March 1, 2000  By Pulp & Paper Canada

Improvements in forming and press sections have allowed for dramatic increases in paper machine production speeds over the last few decades. But as speeds go up, the often overlooked dryer section has…

Improvements in forming and press sections have allowed for dramatic increases in paper machine production speeds over the last few decades. But as speeds go up, the often overlooked dryer section has, in many cases, become a bottleneck and a production headache. The Atlantic Newsprint mill in Whitby, ON, was a case in point. Its 6.6-m-trim Voith Duoformer machine, installed in 1991, was suffering from chronic dryer flooding problems. The machine produces standard newsprint with 100% deinked pulp.

After taking several smaller steps to improve the dryer section performance, the mill decided to replace the rotary syphons with stationary syphons supplied by Johnson Canada. Dryer bars from another supplier were also installed in all the heated dryers. The project was completed in September 1998. Since then the results have been dramatic. With no more flooding problems, the steam consumption has been reduced and, with better moisture profiles, the roll quality has been improved.


Chronic flooding problems

Sash Vidic, manager of engineering and maintenance, described the continuous problems with dryer flooding: “The condensate removal was poor. During start-ups and long breaks we would have flooding. You could feel the machine vibrate and frequently the drive would kick out. Also, with high blowthrough rates, the condenser would overload resulting in the loss of vacuum control in the wet end dryers.”

Greg Slater, paper machine superintendent, added: “The flooding contributed to extra downtime on a break. Also, when the dryers were flooded or semi-flooded, the heat transfer to the sheet was uneven. This caused problems with reel building, resulting in a higher cull rate.”

At speeds around 1050 m/min, the condensate was not being removed properly even with differential pressures of 55 to 60 kPa across the rotary syphons. To control the steam system, the main steam section pressure had to be at levels around 100 kPa and nine or 10 dryers out of 43 were turned off. The flooding problems remained.

In 1995, Johnson model 9800PT rotary joints and 4.5-in. cantilevered stationary syphons were installed on the first five wet end dryers.
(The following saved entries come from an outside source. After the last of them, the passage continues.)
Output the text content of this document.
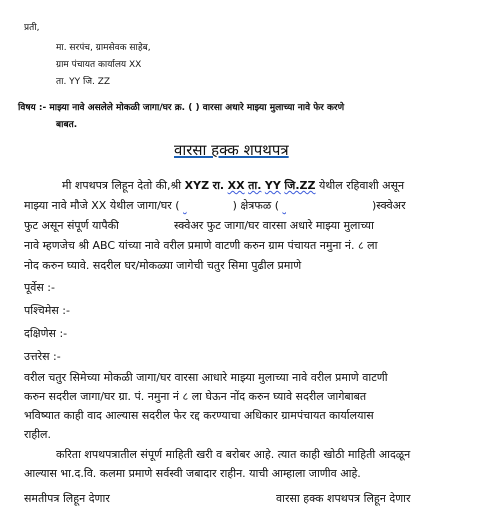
प्रती,
मा. सरपंच, ग्रामसेवक साहेब,
ग्राम पंचायत कार्यालय XX
ता. YY जि. ZZ
विषय :- माझ्या नावे असलेले मोकळी जागा/घर क्र. ( ) वारसा अधारे माझ्या मुलाच्या नावे फेर करणे
बाबत.
वारसा हक्क शपथपत्र
मी शपथपत्र लिहून देतो की,श्री XYZ रा. XX ता. YY जि.ZZ येथील रहिवाशी असून
माझ्या नावे मौजे XX येथील जागा/घर (	) क्षेत्रफळ (	)स्क्वेअर
फुट असून संपूर्ण यापैकी	स्क्वेअर फुट जागा/घर वारसा अधारे माझ्या मुलाच्या
नावे म्हणजेच श्री ABC यांच्या नावे वरील प्रमाणे वाटणी करुन ग्राम पंचायत नमुना नं. ८ ला
नोद करुन घ्यावे. सदरील घर/मोकळ्या जागेची चतुर सिमा पुढील प्रमाणे
पूर्वेस :-
पश्चिमेस :-
दक्षिणेस :-
उत्तरेस :-
वरील चतुर सिमेच्या मोकळी जागा/घर वारसा आधारे माझ्या मुलाच्या नावे वरील प्रमाणे वाटणी
करुन सदरील जागा/घर ग्रा. पं. नमुना नं ८ ला घेऊन नोंद करुन घ्यावे सदरील जागेबाबत
भविष्यात काही वाद आल्यास सदरील फेर रद्द करण्याचा अधिकार ग्रामपंचायत कार्यालयास
राहील.
करिता शपथपत्रातील संपूर्ण माहिती खरी व बरोबर आहे. त्यात काही खोठी माहिती आदळून
आल्यास भा.द.वि. कलमा प्रमाणे सर्वस्वी जबादार राहीन. याची आम्हाला जाणीव आहे.
समतीपत्र लिहून देणार	वारसा हक्क शपथपत्र लिहून देणार
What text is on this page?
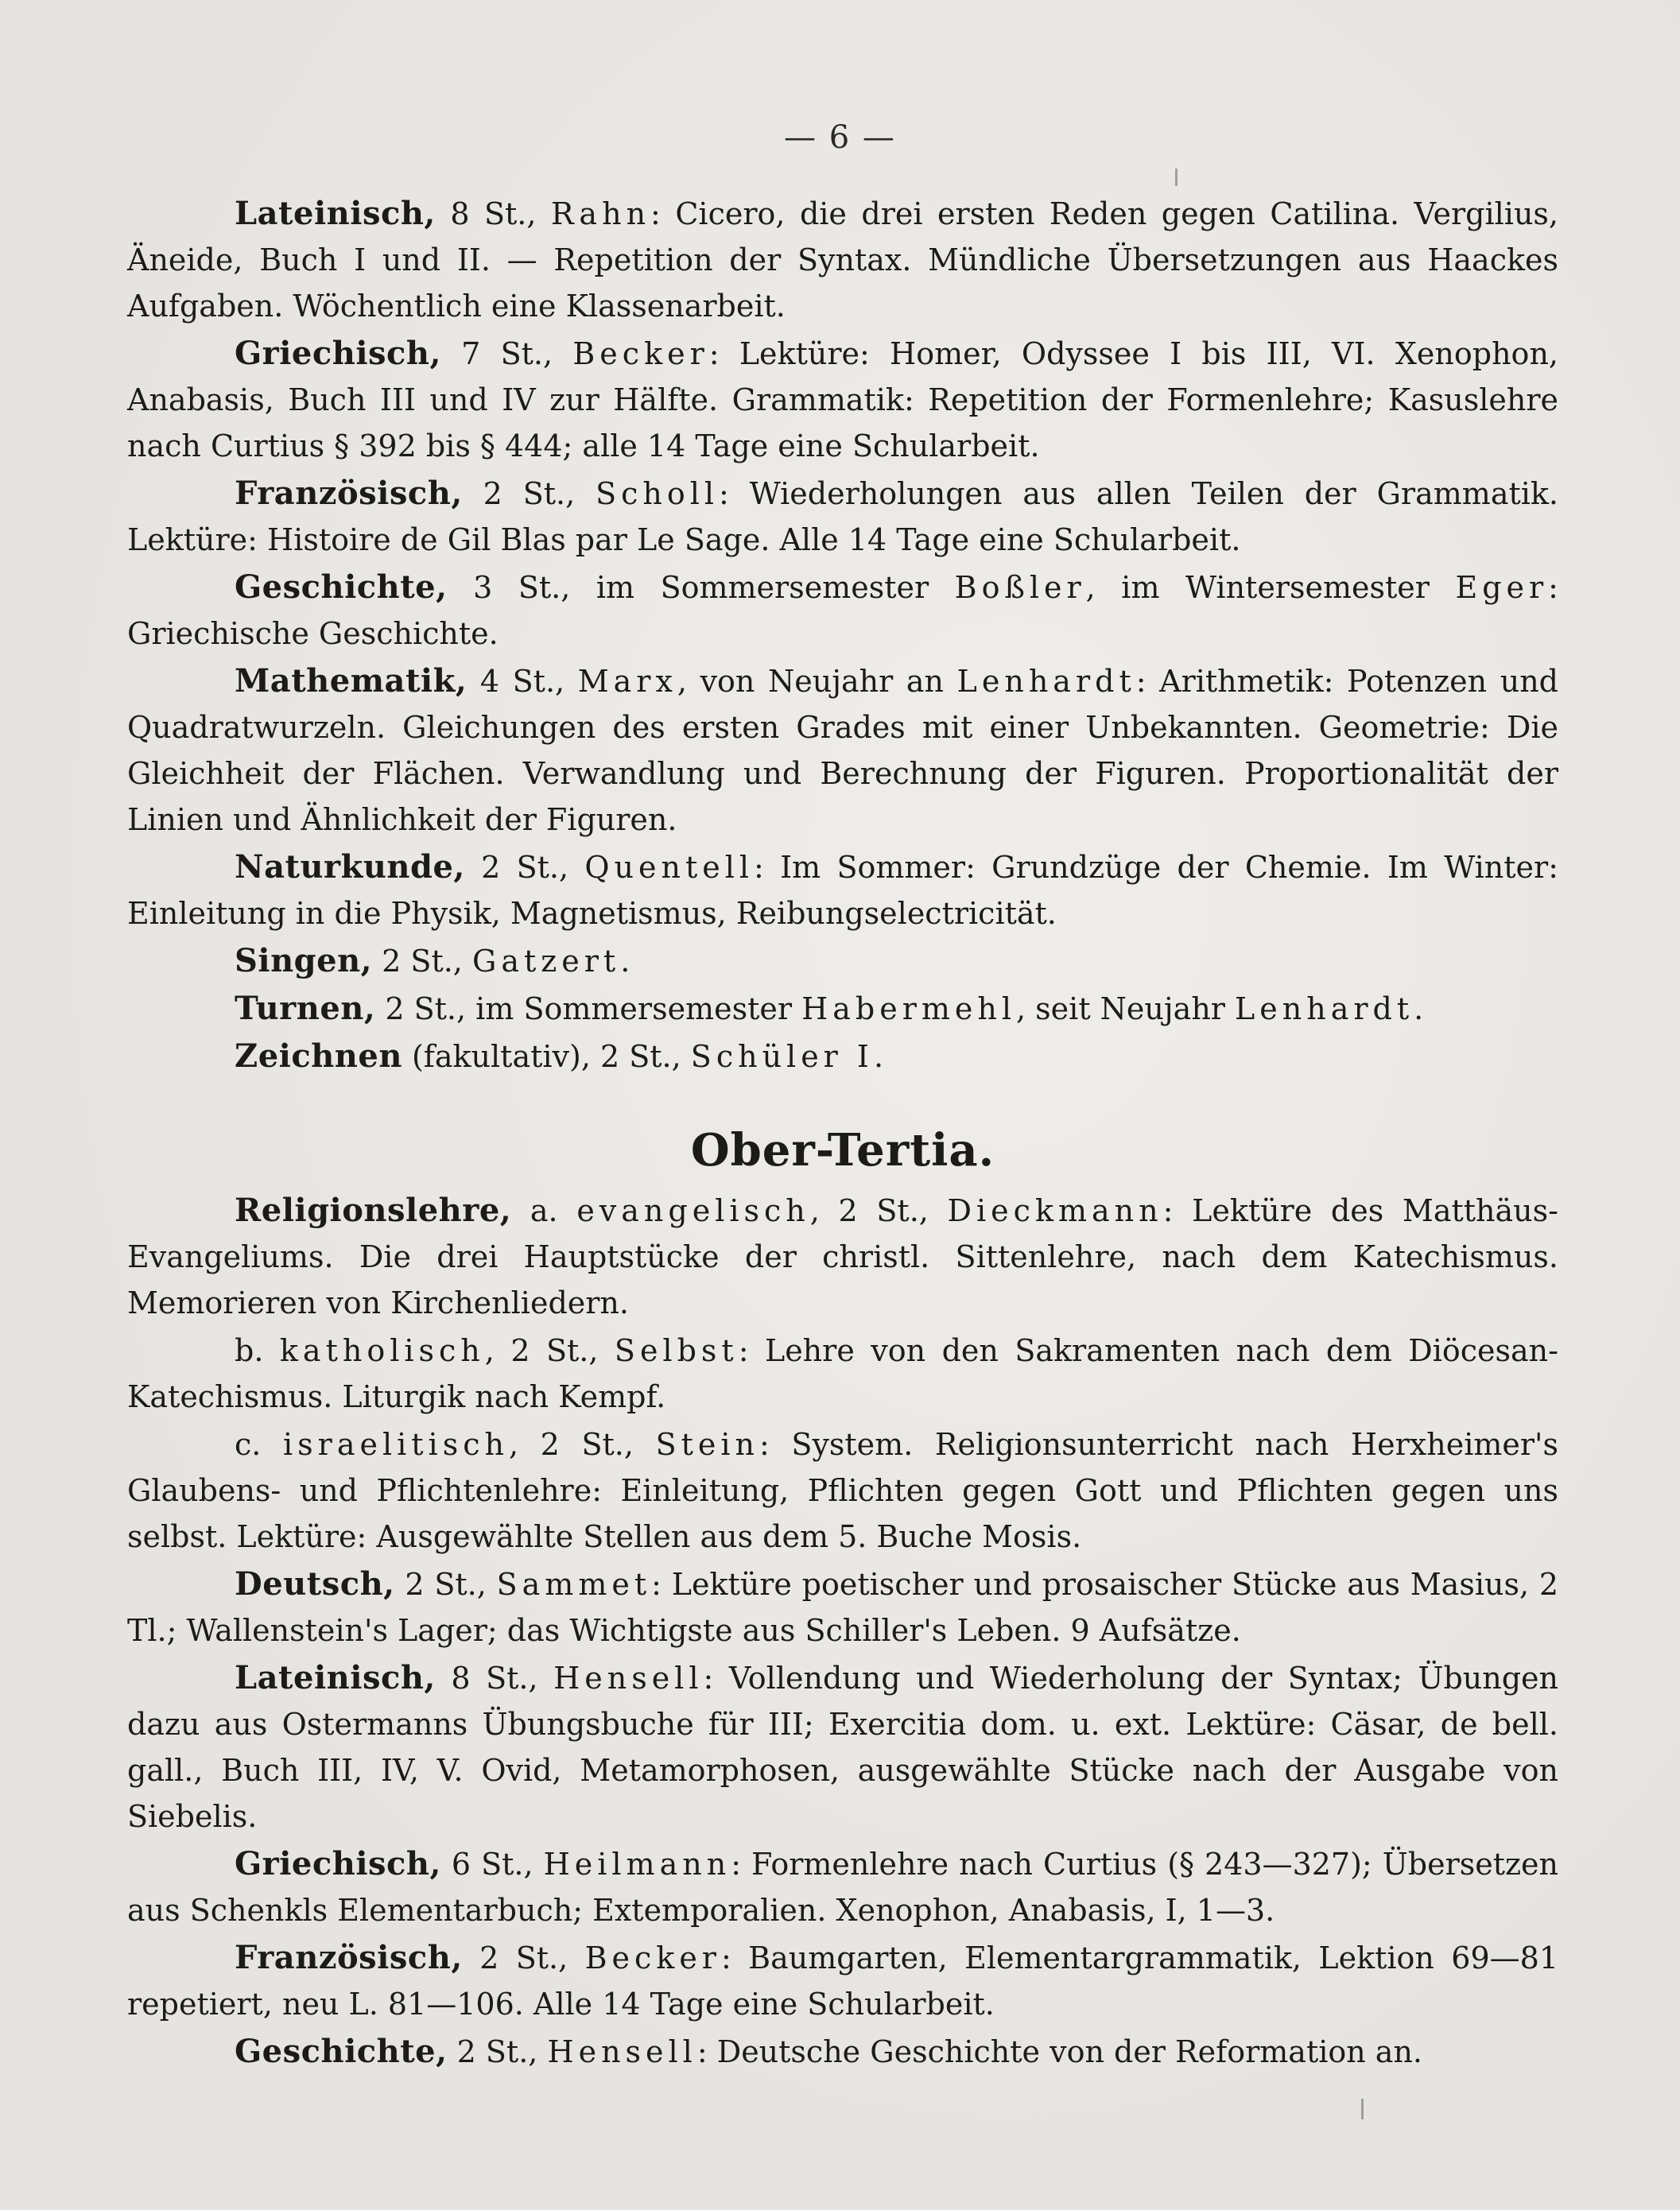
— 6 —

Lateinisch, 8 St., Rahn: Cicero, die drei ersten Reden gegen Catilina. Vergilius, Äneide, Buch I und II. — Repetition der Syntax. Mündliche Übersetzungen aus Haackes Aufgaben. Wöchentlich eine Klassenarbeit.

Griechisch, 7 St., Becker: Lektüre: Homer, Odyssee I bis III, VI. Xenophon, Anabasis, Buch III und IV zur Hälfte. Grammatik: Repetition der Formenlehre; Kasuslehre nach Curtius § 392 bis § 444; alle 14 Tage eine Schularbeit.

Französisch, 2 St., Scholl: Wiederholungen aus allen Teilen der Grammatik. Lektüre: Histoire de Gil Blas par Le Sage. Alle 14 Tage eine Schularbeit.

Geschichte, 3 St., im Sommersemester Boßler, im Wintersemester Eger: Griechische Geschichte.

Mathematik, 4 St., Marx, von Neujahr an Lenhardt: Arithmetik: Potenzen und Quadratwurzeln. Gleichungen des ersten Grades mit einer Unbekannten. Geometrie: Die Gleichheit der Flächen. Verwandlung und Berechnung der Figuren. Proportionalität der Linien und Ähnlichkeit der Figuren.

Naturkunde, 2 St., Quentell: Im Sommer: Grundzüge der Chemie. Im Winter: Einleitung in die Physik, Magnetismus, Reibungselectricität.

Singen, 2 St., Gatzert.

Turnen, 2 St., im Sommersemester Habermehl, seit Neujahr Lenhardt.

Zeichnen (fakultativ), 2 St., Schüler I.

Ober-Tertia.

Religionslehre, a. evangelisch, 2 St., Dieckmann: Lektüre des Matthäus-Evangeliums. Die drei Hauptstücke der christl. Sittenlehre, nach dem Katechismus. Memorieren von Kirchenliedern.

b. katholisch, 2 St., Selbst: Lehre von den Sakramenten nach dem Diöcesan-Katechismus. Liturgik nach Kempf.

c. israelitisch, 2 St., Stein: System. Religionsunterricht nach Herxheimer's Glaubens- und Pflichtenlehre: Einleitung, Pflichten gegen Gott und Pflichten gegen uns selbst. Lektüre: Ausgewählte Stellen aus dem 5. Buche Mosis.

Deutsch, 2 St., Sammet: Lektüre poetischer und prosaischer Stücke aus Masius, 2 Tl.; Wallenstein's Lager; das Wichtigste aus Schiller's Leben. 9 Aufsätze.

Lateinisch, 8 St., Hensell: Vollendung und Wiederholung der Syntax; Übungen dazu aus Ostermanns Übungsbuche für III; Exercitia dom. u. ext. Lektüre: Cäsar, de bell. gall., Buch III, IV, V. Ovid, Metamorphosen, ausgewählte Stücke nach der Ausgabe von Siebelis.

Griechisch, 6 St., Heilmann: Formenlehre nach Curtius (§ 243—327); Übersetzen aus Schenkls Elementarbuch; Extemporalien. Xenophon, Anabasis, I, 1—3.

Französisch, 2 St., Becker: Baumgarten, Elementargrammatik, Lektion 69—81 repetiert, neu L. 81—106. Alle 14 Tage eine Schularbeit.

Geschichte, 2 St., Hensell: Deutsche Geschichte von der Reformation an.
At the same time, the steam and condensate system was re-configured, changing from a 4-section thermocompressor loop to a 3-section cascade system with blowthrough control. The wet end dryer control was improved but flooding was still a problem in the rest of the dryer section.

Lower differential at higher speeds

To effectively evacuate condensate from a dryer at speeds over 1000 m/min, a small clearance between the syphon and the dryer shell and sufficient differential pressures are required. A rotary syphon has a small clearance but it is fighting against the centrifugal forces introduced by the rotating cylinder. At speeds over 1000 m/min, the differential pressures required to evacuate condensate rise exponentially. On the other hand stationary syphons require a very low differential pressure to evacuate the dryers since they do not rotate with the dryer shell and the centrifugal forces do not have to be overcome. Furthermore, the differential pressures are independent of machine speed. The mill decided to equip all of the remaining steam heated dryers with stationary syphons and dryer bars.
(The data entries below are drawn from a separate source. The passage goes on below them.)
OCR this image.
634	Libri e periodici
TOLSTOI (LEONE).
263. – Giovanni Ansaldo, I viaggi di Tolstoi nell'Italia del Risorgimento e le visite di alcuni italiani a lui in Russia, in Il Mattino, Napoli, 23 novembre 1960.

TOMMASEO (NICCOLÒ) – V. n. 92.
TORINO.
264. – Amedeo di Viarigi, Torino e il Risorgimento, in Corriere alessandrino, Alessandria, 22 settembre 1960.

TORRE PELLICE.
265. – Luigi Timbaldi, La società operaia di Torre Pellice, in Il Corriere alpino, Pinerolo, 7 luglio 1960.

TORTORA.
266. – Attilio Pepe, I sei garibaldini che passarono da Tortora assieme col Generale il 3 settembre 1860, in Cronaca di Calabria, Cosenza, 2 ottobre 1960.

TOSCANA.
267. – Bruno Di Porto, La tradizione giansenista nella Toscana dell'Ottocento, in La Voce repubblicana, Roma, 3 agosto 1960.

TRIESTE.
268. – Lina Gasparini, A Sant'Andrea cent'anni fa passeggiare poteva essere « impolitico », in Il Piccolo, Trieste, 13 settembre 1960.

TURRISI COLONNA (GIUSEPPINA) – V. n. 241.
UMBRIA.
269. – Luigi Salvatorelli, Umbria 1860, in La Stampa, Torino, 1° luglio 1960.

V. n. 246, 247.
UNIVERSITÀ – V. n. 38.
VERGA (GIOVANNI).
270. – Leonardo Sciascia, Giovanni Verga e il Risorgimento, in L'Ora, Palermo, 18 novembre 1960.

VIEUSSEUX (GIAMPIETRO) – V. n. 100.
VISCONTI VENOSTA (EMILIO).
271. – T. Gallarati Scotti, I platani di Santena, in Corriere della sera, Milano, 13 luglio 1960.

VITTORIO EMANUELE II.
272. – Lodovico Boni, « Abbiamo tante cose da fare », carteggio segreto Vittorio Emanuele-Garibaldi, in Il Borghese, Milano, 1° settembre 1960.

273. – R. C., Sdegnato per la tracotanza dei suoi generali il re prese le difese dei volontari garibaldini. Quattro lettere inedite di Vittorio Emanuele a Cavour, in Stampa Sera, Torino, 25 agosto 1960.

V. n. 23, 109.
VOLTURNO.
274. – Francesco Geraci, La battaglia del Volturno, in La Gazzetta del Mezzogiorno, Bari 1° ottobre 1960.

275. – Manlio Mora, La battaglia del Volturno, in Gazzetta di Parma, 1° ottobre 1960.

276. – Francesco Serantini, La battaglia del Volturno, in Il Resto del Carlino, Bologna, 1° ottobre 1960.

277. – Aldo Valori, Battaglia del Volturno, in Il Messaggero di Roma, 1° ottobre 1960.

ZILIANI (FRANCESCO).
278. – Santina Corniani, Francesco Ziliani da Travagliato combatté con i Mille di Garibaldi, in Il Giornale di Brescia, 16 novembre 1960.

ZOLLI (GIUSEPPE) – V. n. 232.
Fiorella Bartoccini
The dryer bars introduce turbulence into the condensate film, resulting in better heat transfer and lower steam pressures for the same production rate. Also, the cross direction surface temperature profile of the dryer shell becomes flatter, thereby improving moisture profiles.

To eliminate condensate flashing and problems pumping the condensate back to the boiler house, Johnson Systems Ltd. also converted an existing separator to a central condensate holding tank.
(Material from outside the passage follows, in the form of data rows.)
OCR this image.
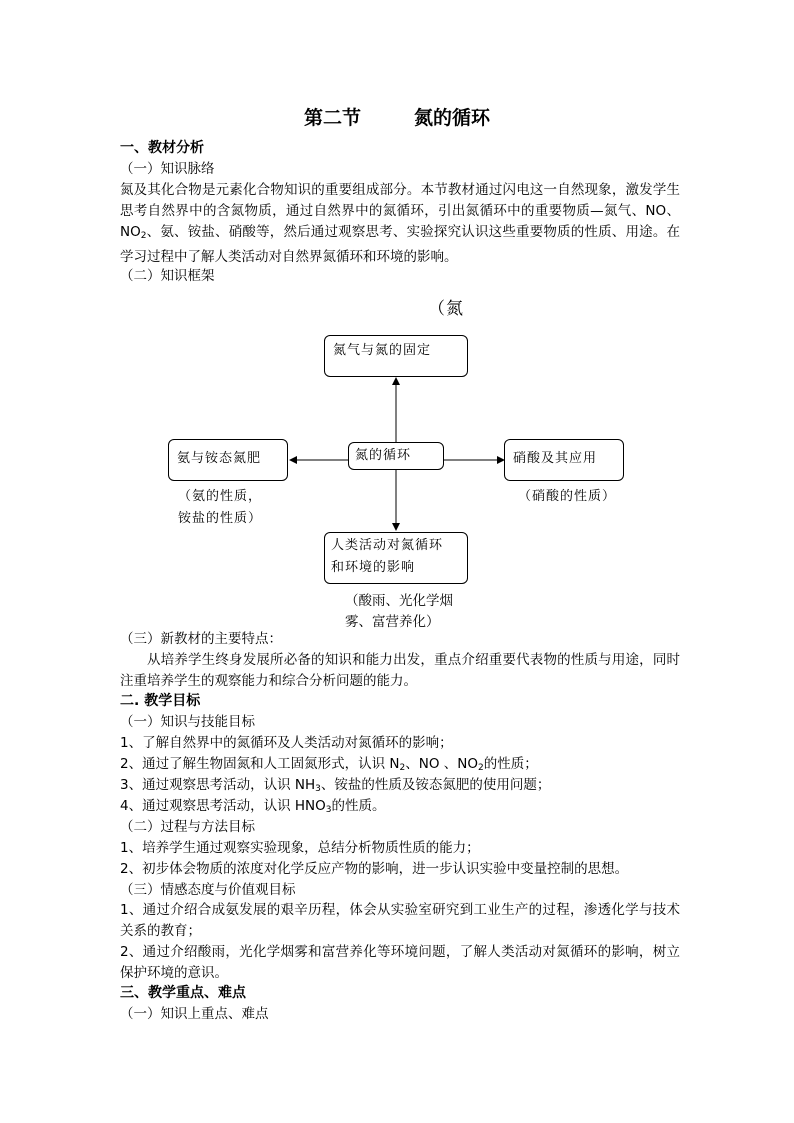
第二节        氮的循环
一、教材分析
（一）知识脉络
氮及其化合物是元素化合物知识的重要组成部分。本节教材通过闪电这一自然现象，激发学生思考自然界中的含氮物质，通过自然界中的氮循环，引出氮循环中的重要物质—氮气、NO、$NO_2$、氨、铵盐、硝酸等，然后通过观察思考、实验探究认识这些重要物质的性质、用途。在学习过程中了解人类活动对自然界氮循环和环境的影响。
（二）知识框架
（氮
氮气与氮的固定
氮的循环
氨与铵态氮肥	硝酸及其应用
人类活动对氮循环
和环境的影响
（氨的性质，
铵盐的性质）
（硝酸的性质）
（酸雨、光化学烟
雾、富营养化）
（三）新教材的主要特点：
从培养学生终身发展所必备的知识和能力出发，重点介绍重要代表物的性质与用途，同时注重培养学生的观察能力和综合分析问题的能力。
二. 教学目标
（一）知识与技能目标
1、了解自然界中的氮循环及人类活动对氮循环的影响；
2、通过了解生物固氮和人工固氮形式，认识 $N_2$、NO 、$NO_2$的性质；
3、通过观察思考活动，认识 $NH_3$、铵盐的性质及铵态氮肥的使用问题；
4、通过观察思考活动，认识 $HNO_3$的性质。
（二）过程与方法目标
1、培养学生通过观察实验现象，总结分析物质性质的能力；
2、初步体会物质的浓度对化学反应产物的影响，进一步认识实验中变量控制的思想。
（三）情感态度与价值观目标
1、通过介绍合成氨发展的艰辛历程，体会从实验室研究到工业生产的过程，渗透化学与技术关系的教育；
2、通过介绍酸雨，光化学烟雾和富营养化等环境问题，了解人类活动对氮循环的影响，树立保护环境的意识。
三、教学重点、难点
（一）知识上重点、难点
After the September rebuild, the dryer flooding problem was eliminated. Vidic reported that, “We now have no condensate problems and we are using at least 10 % less steam even at the higher machine speeds.”

Operational difficulties have also been solved. Slater added: “Downtime due to flooded dryers is now non-existent. We also have more consistent heat transfer across the sheet. It has improved reel quality immensely.”

With the dryer section improvements, Atlantic Newsprint may now take advantage of the full production potential of its machine.

Mark Williamson is a freelance writer based in Thornhill, ON.